Le reste de l’affaire se décide parmi les hautes sphères de l’autorité religieuse. Le 16 février, Monseigneur Forbes demande au Très Saint-Père le Pape, à Rome, l’établissement de Saint-Joachim en paroisse canonique et l’agrégation de la partie de Sainte-Anne-des-Plaines à annexer. Le 19 juin 1920, Monseigneur Bruchési, après avoir reçu la confirmation de Rome, ordonne le démembrement d’une partie de la paroisse de Sainte-Anne-des-Plaines. Le 2 août, 58 signataires de La Plaine font parvenir à Monseigneur Forbes une requête demandant l’érection canonique de la nouvelle paroisse.

À la suite d’une assemblée des paroissiens où personne ne s’oppose au projet, Monseigneur Forbes, évêque de Joliette, érige par décret, le 31 août 1920, la paroisse canonique de Saint-Joachim.

La fabrique

Le 8 décembre 1920, les notables de La Plaine se réunissent afin de mettre en branle les activités de l’Œuvre de la Fabrique de Saint-Joachim. Napoléon Gauthier est élu président de la fabrique Saint-Joachim, Zotique Gauthier et Hyacinthe Villeneuve, Alphonse Gauthier et Alvarez Villeneuve sont élus anciens-marguilliers.

Les récalcitrants

Toutefois, les succès de la nouvelle paroisse ne parviennent pas à convaincre les opposants à l’annexion. En août 1920, alors que le décret de démembrement est chose faite, certains récalcitrants reviennent à la charge. J.M. Racine, Henri Lacasse, Joseph Guénette, Damien Gagnon et Emmanuel Gagnon en faveur de son fils Clovis, font parvenir à Monseigneur Bruchési une nouvelle requête où ils demandent de retrancher les lots 320 à 306 de l’annexion et se disent prêts à aller jusqu’à Rome pour se faire entendre. Monseigneur Le Pailleur, qui a toujours la réplique aussi rapide, rappelle aux signataires que les tenants de l’annexion sont au moins 20 et que les véritables opposants ne sont que 4.

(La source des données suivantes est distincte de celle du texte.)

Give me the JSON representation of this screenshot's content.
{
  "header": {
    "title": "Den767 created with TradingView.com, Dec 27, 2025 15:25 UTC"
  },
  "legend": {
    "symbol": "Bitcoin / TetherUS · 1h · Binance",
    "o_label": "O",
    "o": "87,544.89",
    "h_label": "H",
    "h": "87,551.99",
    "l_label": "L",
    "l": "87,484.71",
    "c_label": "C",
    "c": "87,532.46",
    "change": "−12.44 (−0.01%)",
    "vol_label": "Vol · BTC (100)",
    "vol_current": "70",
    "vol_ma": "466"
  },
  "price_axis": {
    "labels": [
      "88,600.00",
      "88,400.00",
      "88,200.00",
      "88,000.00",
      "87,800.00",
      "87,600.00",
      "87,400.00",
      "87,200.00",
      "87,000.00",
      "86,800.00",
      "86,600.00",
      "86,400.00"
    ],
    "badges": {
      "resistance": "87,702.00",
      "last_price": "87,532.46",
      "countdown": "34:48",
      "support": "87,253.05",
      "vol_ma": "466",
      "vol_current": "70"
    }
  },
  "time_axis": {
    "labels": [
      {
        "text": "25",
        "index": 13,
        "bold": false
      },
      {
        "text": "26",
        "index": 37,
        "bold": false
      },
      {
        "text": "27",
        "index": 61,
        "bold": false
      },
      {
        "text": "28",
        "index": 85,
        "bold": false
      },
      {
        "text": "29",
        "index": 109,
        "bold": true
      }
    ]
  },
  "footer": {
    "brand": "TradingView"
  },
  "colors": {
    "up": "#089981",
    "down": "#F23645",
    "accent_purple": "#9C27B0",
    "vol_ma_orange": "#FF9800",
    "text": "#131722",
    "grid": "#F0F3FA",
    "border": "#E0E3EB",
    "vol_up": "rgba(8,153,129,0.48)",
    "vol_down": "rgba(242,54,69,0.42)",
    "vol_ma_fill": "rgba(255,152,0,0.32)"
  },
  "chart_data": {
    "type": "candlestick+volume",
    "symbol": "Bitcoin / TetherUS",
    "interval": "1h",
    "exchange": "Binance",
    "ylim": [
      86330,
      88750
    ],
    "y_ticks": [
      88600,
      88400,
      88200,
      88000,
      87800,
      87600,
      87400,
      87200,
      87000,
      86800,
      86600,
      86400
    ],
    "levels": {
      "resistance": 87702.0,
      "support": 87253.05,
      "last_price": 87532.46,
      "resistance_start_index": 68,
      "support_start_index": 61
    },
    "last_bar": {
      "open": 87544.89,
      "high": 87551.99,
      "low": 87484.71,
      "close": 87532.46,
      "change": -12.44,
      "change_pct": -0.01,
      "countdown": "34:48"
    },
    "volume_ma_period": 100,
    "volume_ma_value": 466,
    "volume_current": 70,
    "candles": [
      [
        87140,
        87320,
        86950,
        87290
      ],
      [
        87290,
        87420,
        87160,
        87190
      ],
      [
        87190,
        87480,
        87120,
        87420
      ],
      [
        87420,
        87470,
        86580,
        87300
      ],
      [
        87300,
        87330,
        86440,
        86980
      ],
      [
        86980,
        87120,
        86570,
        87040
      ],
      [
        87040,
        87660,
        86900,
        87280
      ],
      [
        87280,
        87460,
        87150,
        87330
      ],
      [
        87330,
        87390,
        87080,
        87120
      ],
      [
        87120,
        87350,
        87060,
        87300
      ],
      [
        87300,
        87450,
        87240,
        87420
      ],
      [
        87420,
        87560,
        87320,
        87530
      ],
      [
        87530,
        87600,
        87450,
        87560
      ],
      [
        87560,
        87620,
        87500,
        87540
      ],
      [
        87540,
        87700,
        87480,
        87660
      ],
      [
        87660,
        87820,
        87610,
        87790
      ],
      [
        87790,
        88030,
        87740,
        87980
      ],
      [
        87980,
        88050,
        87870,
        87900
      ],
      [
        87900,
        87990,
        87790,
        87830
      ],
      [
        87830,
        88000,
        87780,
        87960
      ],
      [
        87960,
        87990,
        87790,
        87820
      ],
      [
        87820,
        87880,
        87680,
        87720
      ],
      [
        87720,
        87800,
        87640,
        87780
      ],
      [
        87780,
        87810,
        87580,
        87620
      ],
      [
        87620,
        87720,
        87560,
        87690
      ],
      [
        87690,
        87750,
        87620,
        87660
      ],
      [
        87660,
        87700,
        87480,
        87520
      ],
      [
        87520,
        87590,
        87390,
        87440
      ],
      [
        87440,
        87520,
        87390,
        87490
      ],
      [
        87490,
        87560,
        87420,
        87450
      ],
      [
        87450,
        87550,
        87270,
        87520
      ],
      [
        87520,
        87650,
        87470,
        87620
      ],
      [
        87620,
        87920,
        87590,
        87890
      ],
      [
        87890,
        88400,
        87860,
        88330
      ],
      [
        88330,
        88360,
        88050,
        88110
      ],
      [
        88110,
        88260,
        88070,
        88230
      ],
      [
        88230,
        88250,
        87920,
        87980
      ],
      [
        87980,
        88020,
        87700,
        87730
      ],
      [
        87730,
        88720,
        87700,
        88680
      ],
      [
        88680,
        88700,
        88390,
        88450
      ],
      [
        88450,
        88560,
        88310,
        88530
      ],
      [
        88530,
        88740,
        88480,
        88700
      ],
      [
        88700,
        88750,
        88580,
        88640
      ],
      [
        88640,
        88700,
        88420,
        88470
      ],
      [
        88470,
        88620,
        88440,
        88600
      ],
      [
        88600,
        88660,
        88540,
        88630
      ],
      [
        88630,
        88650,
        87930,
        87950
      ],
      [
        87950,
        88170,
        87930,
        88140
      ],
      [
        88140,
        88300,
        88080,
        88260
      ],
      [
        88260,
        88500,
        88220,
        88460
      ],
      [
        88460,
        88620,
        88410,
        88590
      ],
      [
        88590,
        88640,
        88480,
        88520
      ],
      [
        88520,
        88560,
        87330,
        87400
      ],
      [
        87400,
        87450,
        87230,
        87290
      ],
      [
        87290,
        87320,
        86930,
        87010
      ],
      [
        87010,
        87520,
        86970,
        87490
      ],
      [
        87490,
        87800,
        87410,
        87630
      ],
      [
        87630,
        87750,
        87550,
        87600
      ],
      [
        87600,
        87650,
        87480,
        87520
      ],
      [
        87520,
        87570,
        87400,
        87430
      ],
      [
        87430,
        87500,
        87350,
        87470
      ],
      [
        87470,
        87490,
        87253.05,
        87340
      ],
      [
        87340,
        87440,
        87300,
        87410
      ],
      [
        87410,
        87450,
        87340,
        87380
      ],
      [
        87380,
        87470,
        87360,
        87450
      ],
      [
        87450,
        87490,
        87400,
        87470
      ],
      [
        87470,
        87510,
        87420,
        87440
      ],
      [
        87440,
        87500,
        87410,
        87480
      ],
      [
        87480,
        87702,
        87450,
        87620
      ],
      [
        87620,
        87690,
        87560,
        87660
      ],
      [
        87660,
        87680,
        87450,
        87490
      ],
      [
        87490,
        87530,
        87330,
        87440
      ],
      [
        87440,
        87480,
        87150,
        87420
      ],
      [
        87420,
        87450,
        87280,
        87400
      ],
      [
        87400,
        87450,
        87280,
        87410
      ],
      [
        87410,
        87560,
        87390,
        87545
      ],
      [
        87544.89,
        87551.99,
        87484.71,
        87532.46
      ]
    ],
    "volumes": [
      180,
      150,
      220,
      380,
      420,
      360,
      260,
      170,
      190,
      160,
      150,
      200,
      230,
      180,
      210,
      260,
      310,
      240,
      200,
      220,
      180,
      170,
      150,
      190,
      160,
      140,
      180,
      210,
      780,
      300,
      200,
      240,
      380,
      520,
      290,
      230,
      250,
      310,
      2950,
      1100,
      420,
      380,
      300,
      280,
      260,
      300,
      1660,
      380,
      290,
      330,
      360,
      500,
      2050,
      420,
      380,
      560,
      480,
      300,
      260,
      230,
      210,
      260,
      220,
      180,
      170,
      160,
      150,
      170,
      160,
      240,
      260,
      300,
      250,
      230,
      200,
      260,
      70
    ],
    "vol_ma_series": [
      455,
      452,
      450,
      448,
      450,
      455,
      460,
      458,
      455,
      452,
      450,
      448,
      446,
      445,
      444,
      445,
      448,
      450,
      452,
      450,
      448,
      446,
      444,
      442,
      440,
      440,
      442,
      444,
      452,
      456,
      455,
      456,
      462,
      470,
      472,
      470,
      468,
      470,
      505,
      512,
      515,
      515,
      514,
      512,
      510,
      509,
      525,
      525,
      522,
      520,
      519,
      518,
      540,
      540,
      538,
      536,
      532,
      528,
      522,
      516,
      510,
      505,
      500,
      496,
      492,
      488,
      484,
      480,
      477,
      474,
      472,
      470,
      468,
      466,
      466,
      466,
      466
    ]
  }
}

Même le curé Edmond Coursol tente d’apaiser les esprits. Le 18 août 1920, dans une lettre aux paroissiens récalcitrants, le curé de Sainte-Anne-des-Plaines les invite à devenir paroissiens de Saint-Joachim et à participer activement à la vie de leur nouvelle paroisse. Mais le curé Coursol semble se plier au décret à contrecœur. «Je suis rigoureusement obligé de me conformer aux lois de l’Église.» Le curé Coursol ne peut donc recevoir leur dîme ou baptiser leurs enfants. Il enjoint cependant les opposants de discuter de leurs problèmes avec Monseigneur Forbes et il s’engage à tenter d’obtenir l’autorisation de leur louer des bancs.

Les quelques opposants obtiennent tout de même une maigre victoire. En effet, à la suite d’une seconde requête, datée du 24 août, ils obtiennent de Monseigneur Forbes l’autorisation de fréquenter l’église de Sainte-Anne-des-Plaines, mais doivent continuer de verser leur dîme à Saint-Joachim et d’y faire les baptêmes, mariages, sépultures et sacrements. Cette mince concession ne semble pas devoir calmer les opposants. Le 15 décembre 1920, l’abbé Dugas, curé de Saint-Lin informe Monseigneur Forbes des derniers événements. Certains des opposants refusent de se servir du curé Barrette et d’autres vont même jusqu’à ne pas payer leur dîme. La famille Gauthier aurait même refusé de recevoir le curé Barrette lors d’une visite paroissiale. Bref, le curé Coursol avait sans doute raison lorsqu’il prédisait un long malaise à la suite de l’annexion.

_______________

Source : C. Martel (1997). La Plaine : Un long cheminement vers l’autonomie.